According to a new report, 28 percent of Tennessee's union households would leave their union if they could do so without penalty of losing their jobs, seniority or pay.
That's the finding of a new poll by National Employee Freedom Week, a nationwide campaign running this week. It conducted a series of scientific surveys to ascertain just how many of the nation's union household members would support leaving their unions if they could.
Tennessee's results weren't out of the ordinary. Nationally, 33 percent of respondents indicated that they would stop paying union dues if given the chance. Even Midwestern states with strong labor roots had impressive numbers: Pennsylvania and Michigan came in at 27 percent and 28 percent, respectively, and in Illinois 30 percent would support opting out.

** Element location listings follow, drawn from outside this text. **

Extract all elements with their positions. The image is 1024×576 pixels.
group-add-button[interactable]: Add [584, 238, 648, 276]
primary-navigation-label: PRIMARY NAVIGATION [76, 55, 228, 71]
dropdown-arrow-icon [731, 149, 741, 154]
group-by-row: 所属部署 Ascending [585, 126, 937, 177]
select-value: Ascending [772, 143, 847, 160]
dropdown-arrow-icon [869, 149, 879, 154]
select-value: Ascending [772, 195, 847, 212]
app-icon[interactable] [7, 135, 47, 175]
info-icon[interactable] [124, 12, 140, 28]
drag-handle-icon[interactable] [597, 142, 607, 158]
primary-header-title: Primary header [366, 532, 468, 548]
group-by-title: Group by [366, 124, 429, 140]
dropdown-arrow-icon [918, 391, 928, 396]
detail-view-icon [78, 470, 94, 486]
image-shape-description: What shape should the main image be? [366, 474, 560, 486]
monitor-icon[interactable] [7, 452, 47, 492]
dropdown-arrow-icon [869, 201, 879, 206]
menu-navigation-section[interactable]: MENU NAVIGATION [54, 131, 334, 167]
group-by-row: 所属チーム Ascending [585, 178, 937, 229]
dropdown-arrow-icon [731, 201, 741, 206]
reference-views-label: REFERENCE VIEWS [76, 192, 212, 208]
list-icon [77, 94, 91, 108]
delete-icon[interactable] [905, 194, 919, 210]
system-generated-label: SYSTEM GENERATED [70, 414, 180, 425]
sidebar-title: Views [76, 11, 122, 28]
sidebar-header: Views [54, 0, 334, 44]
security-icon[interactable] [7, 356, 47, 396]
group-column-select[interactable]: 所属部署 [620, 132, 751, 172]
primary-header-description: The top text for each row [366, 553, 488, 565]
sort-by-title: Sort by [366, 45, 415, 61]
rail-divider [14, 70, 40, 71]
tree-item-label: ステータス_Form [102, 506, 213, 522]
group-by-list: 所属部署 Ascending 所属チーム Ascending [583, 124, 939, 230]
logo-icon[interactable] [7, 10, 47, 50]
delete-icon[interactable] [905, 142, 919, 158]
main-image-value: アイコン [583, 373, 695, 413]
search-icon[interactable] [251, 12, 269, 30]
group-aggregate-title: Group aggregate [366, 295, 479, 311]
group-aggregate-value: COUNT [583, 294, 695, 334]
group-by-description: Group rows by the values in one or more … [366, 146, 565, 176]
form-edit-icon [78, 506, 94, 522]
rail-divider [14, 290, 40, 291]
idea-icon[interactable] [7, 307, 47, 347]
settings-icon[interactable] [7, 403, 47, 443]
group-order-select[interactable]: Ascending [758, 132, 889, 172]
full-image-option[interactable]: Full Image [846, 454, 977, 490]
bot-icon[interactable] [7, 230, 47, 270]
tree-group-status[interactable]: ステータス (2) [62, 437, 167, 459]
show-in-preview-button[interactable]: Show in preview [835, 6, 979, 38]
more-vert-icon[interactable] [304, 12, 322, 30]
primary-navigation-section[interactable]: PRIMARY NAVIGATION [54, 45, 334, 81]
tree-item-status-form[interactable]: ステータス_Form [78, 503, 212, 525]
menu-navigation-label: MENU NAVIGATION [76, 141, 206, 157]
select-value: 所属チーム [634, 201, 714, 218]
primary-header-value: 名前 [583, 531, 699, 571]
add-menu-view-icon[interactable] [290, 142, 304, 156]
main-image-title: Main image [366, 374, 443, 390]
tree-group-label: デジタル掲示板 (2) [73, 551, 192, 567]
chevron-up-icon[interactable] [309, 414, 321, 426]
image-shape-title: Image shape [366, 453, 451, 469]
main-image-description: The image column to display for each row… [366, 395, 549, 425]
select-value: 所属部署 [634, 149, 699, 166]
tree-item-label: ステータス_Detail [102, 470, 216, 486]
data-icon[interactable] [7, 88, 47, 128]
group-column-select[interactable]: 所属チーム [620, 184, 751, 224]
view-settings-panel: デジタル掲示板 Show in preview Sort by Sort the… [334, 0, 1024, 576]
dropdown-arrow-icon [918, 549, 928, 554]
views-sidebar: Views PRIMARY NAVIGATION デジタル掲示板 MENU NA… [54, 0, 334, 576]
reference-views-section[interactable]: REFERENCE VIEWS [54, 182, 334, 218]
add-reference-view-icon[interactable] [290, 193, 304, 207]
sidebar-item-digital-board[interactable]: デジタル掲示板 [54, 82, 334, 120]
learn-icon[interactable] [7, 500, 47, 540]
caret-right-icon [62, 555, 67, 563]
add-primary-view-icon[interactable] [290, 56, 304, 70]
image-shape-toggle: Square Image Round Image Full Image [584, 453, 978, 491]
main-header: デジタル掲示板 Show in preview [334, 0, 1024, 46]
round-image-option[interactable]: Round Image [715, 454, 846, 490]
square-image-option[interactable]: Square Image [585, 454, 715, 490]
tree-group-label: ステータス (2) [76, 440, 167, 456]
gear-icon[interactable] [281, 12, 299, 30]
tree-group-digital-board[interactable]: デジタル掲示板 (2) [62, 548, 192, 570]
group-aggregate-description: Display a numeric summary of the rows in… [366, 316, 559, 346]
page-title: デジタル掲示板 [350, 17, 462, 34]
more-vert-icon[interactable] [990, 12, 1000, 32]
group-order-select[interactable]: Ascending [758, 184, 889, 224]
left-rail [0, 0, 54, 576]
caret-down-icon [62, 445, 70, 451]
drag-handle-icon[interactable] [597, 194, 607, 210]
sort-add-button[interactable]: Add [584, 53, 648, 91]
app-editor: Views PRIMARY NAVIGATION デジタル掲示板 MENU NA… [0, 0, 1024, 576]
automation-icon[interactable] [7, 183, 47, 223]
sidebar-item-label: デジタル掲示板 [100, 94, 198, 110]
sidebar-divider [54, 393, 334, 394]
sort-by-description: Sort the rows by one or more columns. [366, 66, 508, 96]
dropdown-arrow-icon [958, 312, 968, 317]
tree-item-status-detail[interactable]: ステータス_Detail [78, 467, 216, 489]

These results beg the question: Why aren't union members leaving their unions in droves? Quite simply, because they don't know they can. Organized labor has worked overtime to make sure that every employee knows that they have the right to unionize.
The NLRB's invalidated "poster rule," which would have required employers to post notice of an employee's right to unionize in a conspicuous place, was a case in point. Predictably, the emphasis was on an employee's right to join a union, but failed to equally support the corresponding right not to join.
Yet the fact is that union members in every state -- including Tennessee -- have the right to leave their union. Because Tennessee is a right-to-work state, where holding a job is not contingent on joining the union, this choice is obvious: They can simply decline membership without any loss of salary, benefits or seniority.
There are other options, too. Union members also can choose to only pay for their unions' collective bargaining expenditures, rather than having their union dues go toward the union's politics. This is known as an agency fee.
Employees who take this path are guaranteed safety; it is illegal to revoke or otherwise modify their salary, benefits, seniority or employment. Considering that more than 90 percent of unions' political spending goes to Democrats, this is an especially attractive option for the 43 percent of union households that exit polls show voted for Republicans in 2012.
It's also likely that many union members disapprove of unions' other excesses. Since 2001, union leaders have been prosecuted for embezzling more than $100 million. Perhaps worst of all, more than 90 percent of union members never voted in favor of the union that represents them; they either voted "no" or were forced into it the moment they were hired without a chance to vote.
Updating federal labor laws would go a long way toward fixing some of these problems. The Employee Rights Act would ensure workplace democracy and empower workers by guaranteeing secret ballots for unionization votes and strikes, among other measures. It also would criminalize the threat of union violence and require that union members explicitly consent to the use of their dues money for politics -- necessary reforms that ensure that the interests of union members and union leaders align.
Regardless of what happens at the federal level, however, Tennessee's employees need to know what rights they have right now. The fact is, fundamental rights don't stop at the office or factory floor -- and when it comes to union membership, employees have the freedom to decide for themselves.
Richard Berman is the executive director of the Center for Union Facts.